FDA.gov (22 Case studies Where Phase 2 and Phase 3 Studies had Divergent Results.)

Please follow the link and read the entire report. It involves a wide range of FDA regulated products. When Phase III studies reveal results different from those predicted in Phases II, it save lives, it prevents unnecessary surgeries, it improves doctors’ ability to prescribe the most effective course of action.

And now we have a COVID-19 Pandemic

We didn’t have a treatment. We didn’t have a vaccine. We didn’t have reliable diagnostics. We had an emergency. And emergencies require quick action. So…

FDA released Hydroxychloroquine, PPE, ventilators, sanitizers, diagnostics, etc. by Emergency Use Authorization (EUA.) (For a complete list of COVID-19 related products FDA qualified for EUA release go here.)

In some cases, FDA used the EUA without reviewing any data. Just to be clear, an EUA release means, “it is reasonable to believe the product is effective.”

We still don’t have a single diagnostic or treatment that is approved. (Proven through scientific data to be safe and effective.) Instead we have:

  • Sanitizers that can poison us with methanol;
  • Diagnostic tests with somewhere between 25 and 66% false negative (as reported by Northwestern Medical COVID-19 hotline;)
  • Antibody tests that have a false positivity rate between 30 and 50%;
  • Treatments that no longer qualify for EUA. (like Hydroxychloroquine.)
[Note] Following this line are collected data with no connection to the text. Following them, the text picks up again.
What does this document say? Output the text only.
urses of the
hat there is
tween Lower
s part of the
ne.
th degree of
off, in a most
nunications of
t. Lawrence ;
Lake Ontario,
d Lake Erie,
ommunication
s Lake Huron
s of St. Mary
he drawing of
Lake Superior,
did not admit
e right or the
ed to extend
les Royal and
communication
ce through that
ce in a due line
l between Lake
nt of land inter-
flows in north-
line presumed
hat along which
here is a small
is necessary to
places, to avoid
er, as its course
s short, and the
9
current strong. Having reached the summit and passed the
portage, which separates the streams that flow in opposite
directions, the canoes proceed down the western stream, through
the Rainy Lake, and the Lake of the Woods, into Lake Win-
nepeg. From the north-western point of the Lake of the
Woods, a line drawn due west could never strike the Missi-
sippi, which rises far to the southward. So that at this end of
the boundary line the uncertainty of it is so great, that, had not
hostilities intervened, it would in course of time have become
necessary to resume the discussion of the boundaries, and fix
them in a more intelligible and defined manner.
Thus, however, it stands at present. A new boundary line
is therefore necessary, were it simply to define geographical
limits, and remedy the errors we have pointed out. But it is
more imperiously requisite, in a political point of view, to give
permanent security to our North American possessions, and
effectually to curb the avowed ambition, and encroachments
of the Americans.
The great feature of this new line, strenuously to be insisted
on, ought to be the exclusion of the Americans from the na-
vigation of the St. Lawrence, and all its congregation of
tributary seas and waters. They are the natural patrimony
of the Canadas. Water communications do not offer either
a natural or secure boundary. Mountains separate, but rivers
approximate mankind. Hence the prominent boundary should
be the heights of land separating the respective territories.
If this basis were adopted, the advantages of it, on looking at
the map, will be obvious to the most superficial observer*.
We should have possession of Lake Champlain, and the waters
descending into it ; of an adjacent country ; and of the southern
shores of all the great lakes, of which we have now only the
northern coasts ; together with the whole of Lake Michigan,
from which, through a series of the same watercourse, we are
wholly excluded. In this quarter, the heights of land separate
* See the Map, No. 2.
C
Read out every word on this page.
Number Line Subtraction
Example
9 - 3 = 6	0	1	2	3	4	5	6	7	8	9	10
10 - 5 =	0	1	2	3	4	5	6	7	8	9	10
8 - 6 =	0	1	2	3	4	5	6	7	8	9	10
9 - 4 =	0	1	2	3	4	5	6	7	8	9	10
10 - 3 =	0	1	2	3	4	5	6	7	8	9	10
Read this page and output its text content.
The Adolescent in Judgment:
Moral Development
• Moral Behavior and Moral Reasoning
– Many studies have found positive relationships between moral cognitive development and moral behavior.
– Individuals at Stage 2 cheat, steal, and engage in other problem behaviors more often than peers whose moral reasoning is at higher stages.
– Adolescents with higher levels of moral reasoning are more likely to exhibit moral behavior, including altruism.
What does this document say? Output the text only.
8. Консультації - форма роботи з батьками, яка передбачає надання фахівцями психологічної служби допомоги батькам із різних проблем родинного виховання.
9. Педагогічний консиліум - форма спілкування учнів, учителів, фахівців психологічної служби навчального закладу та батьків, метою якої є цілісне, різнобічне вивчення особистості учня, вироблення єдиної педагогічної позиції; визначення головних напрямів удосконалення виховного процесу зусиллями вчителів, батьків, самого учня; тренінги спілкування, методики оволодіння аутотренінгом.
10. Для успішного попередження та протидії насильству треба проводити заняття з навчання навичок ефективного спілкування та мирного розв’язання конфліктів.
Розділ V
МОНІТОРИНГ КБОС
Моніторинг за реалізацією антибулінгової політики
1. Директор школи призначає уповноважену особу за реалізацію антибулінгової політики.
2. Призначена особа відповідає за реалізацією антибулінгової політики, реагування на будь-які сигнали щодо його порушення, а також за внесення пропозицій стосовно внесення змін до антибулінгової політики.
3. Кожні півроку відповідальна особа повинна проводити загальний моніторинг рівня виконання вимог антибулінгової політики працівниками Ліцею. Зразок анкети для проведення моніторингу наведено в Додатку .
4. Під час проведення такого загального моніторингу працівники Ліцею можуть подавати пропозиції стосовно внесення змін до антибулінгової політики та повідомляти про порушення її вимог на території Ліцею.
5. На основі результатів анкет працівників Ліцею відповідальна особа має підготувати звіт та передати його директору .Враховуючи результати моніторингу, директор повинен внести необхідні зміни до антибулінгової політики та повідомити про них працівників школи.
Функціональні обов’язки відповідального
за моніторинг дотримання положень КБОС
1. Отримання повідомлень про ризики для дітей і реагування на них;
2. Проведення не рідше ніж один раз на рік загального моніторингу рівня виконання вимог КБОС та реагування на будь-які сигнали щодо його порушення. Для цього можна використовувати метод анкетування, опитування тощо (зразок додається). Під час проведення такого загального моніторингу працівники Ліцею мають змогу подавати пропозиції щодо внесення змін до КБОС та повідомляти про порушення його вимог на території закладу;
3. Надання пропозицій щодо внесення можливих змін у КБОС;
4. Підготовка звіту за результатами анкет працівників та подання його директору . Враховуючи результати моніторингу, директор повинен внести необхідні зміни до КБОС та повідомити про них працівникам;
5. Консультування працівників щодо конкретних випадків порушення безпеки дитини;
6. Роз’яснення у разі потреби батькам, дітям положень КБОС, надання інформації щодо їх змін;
Vaccine manufacturers plan to compress and accelerate the studies and FDA is prepared to release a vaccine using EUA authority. In the meantime, manufacturers plan to scale up production “at-risk.”

Preliminary studies show promise. Still, those preliminary studies involve a small number of people with some significant side-effects. Some of the studies lack peer review. Some studies involve vaccine technology yet unproven.

Dr. Fauci ensured us that the studies will be rigorous. I believe him. Still, those Phase III, the large-scale, randomized, double-blind studies, are often where many of the adverse effects are discovered.

I know you are reassuring us that the studies will be rigorous. That the manufacturing will be well controlled. That we should all feel confident in FDA.

These case studies demonstrate that large phase 3 [random/controlled studies] can generate critical evidence across all types of products, patients, and diseases. Both safety and efficacy failures occurred even when the phase 2 studies were relatively large (e.g., recombinant VIIa), and even when the product was already approved for another condition (e.g., aliskiren). In some cases, the phase 3 study revealed that short-term results found in the phase 2 study were not associated with a long-term benefit (e.g., bitopertin) or that the product had toxicity that was not uncovered in the phase 2 study (e.g., semagacestat).

FDA.gov (22 Case studies Where Phase 2 and Phase 3 Studies had Divergent Results.)

But no. My confidence is shaken.

I’m not interested in getting a vaccine for COVID-19. Not now.

Although low-tech, I’m confident that I will not suffer adverse medical events from the three Ws:

  • Wear a mask
  • Watch my distance
  • Wash my hands

I’ll wait and see what for the post-market reporting tell me. Maybe I’ll change my mind when the data gets published. In the meantime, someone else can be the guinea pig.